Teresa percibió cierta reticencia en Arturo.
—¿Qué pasa?
—Lo traes todo decidido.
—Mario es tu amigo. Tú puedes moverte con libertad sin levantar sospechas a cada paso.
—No te equivoques, Teresa, en Madrid nadie se mueve con libertad, todos estamos vigilados, incluido yo. Muchos conocen mi relación contigo y… —calló y bajó los ojos esquivo, revelando lo que nunca hubiera querido mostrar a Teresa.
—¿Qué ocurre con nuestra relación?
—No ocurre nada, pero tú eres… tu familia es lo que es, y eso no lo podemos cambiar, ni tú ni yo.
—Creía que eso a ti no te importaba.
—Y no me importa, pero hay a otros que sí.
—Vaya, pensaba que los únicos que tenían prejuicios eran mis padres, y resulta que todos los que decís defender la igualdad, la justicia, la libertad, pensáis exactamente igual que ellos.
—No son las mejores circunstancias para nadie. Todo es muy confuso.
—¿Y lo que sientes por mí? ¿También entra dentro de ese estado de confusión?
Arturo la miró a los ojos, intensamente, la agarró por la cintura y la atrajo hacia sí, venciendo el rechazo de ella.
—Nada hará cambiar lo que siento por ti. Pero tenemos que andar con mucho cuidado, Teresa, no quiero que te ocurra nada, no me lo perdonaría.
—Es mi familia la que está en terreno enemigo, somos nosotros los sospechosos, los perseguidos, los ogros horribles que machacamos a la pobre gente que ahora, paradojas de la vida, tiene el poder de las armas en sus manos.
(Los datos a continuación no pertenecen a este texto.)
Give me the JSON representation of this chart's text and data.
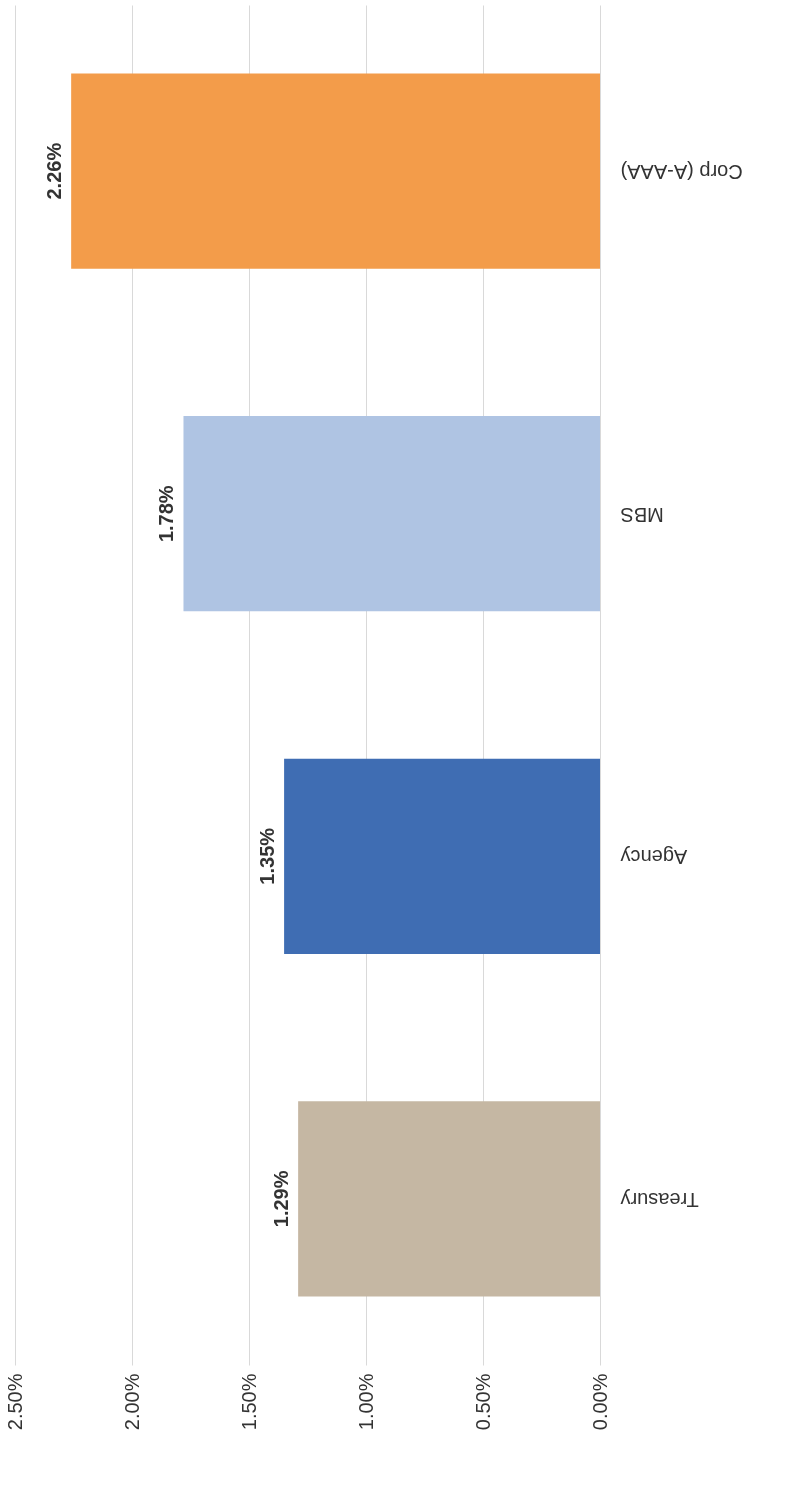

El silencio de Arturo le heló el alma. Sintió un escalofrío y se separó de él con brusquedad.
—Será mejor que me vaya.
Al coger el bolso vio en su interior el trozo de papel en el que Mercedes había escrito el nombre de su marido y de su cuñado. Dudó un instante si sacarlo o no; por fin se decidió a pedirle un último favor, en el fondo no era para ella, sino para Mercedes.
—Hay otra cosa que quiero pedirte.
Arturo la miró sin decir nada. Ella le entregó el papel.
—Son los nombres del marido de Mercedes y de su cuñado. Hace unos días, cuando trabajaban en el campo, unos milicianos les obligaron a subir a una camioneta y se los llevaron. No saben nada de ellos.